Published June 06, 2012
SALT LAKE CITY – An air tanker that crashed and killed two pilots fighting a wildfire in southern Utah was reduced to fragments that shed few clues about the accident's cause, federal investigators said Wednesday.
The wreckage will be recovered within days for a closer look, said Debra Eckrote, deputy regional chief at the National Transportation Safety Board's Seattle office.
"It's heavily fragmented obviously," Eckrote said Wednesday. "There was a lot of burn damage to the wreckage."
NTSB investigator Van McKenny found a 600-yard debris path littered with pieces of the 50-year-old air tanker, said Eckrote, the investigator's supervisor. McKenny was out of cellphone range Wednesday, his second day at the crash site.
Eckrote said the pilots were dropping flame retardant or had just done so when the Lockheed P2V went down Sunday — the same day another tanker of the same vintage was forced to make a crash landing at Nevada's Minden-Tahoe Airport when its left-side landing gear failed to deploy. No one was injured.
The U.S. Forest Service now has nine large air tankers under contract and announced Wednesday it has made arrangements to make four more available immediately to fight fires. California is staffing two tankers a month earlier than normal with funding from the Forest Service. The other two tankers are being made available through agreements with Alaska and the Canadian Interagency Fire Centre, the Forest Service said.
Sen. Mark Udall, D-Colo., said Wednesday he recently sponsored legislation that would allow the Forest Service to expand and upgrade its contractor fleet of firefighting planes.
"The West is experiencing severe drought conditions, which has led to an outbreak in wildfires across the region," Udall said. "I urge my colleagues to get this legislation to the president's desk to ensure our nation's air-tanker fleet can safely and effectively respond to wildfires."
The wildfire burning on the Nevada-Utah border has scorched about 6,900 acres and is 40 percent contained, fire officials said Wednesday.

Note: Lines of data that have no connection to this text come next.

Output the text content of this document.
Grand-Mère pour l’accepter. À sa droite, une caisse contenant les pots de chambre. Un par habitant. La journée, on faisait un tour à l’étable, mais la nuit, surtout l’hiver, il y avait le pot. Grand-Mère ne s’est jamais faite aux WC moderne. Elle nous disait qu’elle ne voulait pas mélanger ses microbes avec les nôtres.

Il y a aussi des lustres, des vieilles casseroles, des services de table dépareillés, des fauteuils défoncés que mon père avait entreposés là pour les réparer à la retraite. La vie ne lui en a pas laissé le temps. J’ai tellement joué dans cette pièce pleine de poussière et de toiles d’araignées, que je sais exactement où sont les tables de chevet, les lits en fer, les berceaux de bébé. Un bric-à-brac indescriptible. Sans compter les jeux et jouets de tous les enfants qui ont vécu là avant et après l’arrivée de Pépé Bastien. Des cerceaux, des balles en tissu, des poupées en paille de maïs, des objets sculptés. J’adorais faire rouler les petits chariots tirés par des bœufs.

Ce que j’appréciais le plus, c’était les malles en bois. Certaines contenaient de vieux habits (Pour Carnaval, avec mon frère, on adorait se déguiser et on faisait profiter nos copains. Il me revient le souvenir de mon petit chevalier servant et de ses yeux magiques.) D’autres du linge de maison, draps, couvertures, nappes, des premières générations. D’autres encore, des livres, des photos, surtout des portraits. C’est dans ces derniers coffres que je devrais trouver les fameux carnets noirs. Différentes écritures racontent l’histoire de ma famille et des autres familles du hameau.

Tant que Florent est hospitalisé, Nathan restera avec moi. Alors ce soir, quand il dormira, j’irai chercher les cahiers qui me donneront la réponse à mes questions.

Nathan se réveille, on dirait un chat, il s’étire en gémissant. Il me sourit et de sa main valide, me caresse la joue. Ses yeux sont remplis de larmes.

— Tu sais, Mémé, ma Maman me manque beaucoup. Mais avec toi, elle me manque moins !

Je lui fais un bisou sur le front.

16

Crews don't expect to fully contain the blaze until Sunday evening. Nearly 350 people, including support staff, are working on the fire.
In New Mexico, crews had contained more than 20 percent of a massive wildfire in the Gila National Forest by Wednesday morning. The blaze has charred about 412 square miles, but it's not growing as fast as it was last week.
The tanker that crashed in Utah was owned by Neptune Aviation Services of Missoula, Mont. It was built in 1962, according to federal aviation records, but had been modified to fight fires and was among only a handful of air tankers available nationwide. The other P2V was owned by Minden Air Corp. in Minden, Nev.
The P2V was once a Cold War-era submarine attack plane but for years has been a mainstay of the nation's aerial firefighting arsenal.
At a news conference Tuesday in Albuquerque, N.M., Forest Service chief Tom Tidwell acknowledged the need to modernize the country's firefighting fleet and said the Forest Service was asking contractors to upgrade to a more modern plane.
Neptune Aviation maintains the P2V is a safe plane, despite its age. The company has gathered the plane's maintenance records for an NTSB investigation; however, it has refused to make those records public.
The Utah crash killed two pilots: Todd Neal Tompkins and Ronnie Edwin Chambless, both of Boise, Idaho.
The NTSB investigation could take months, Eckrote said.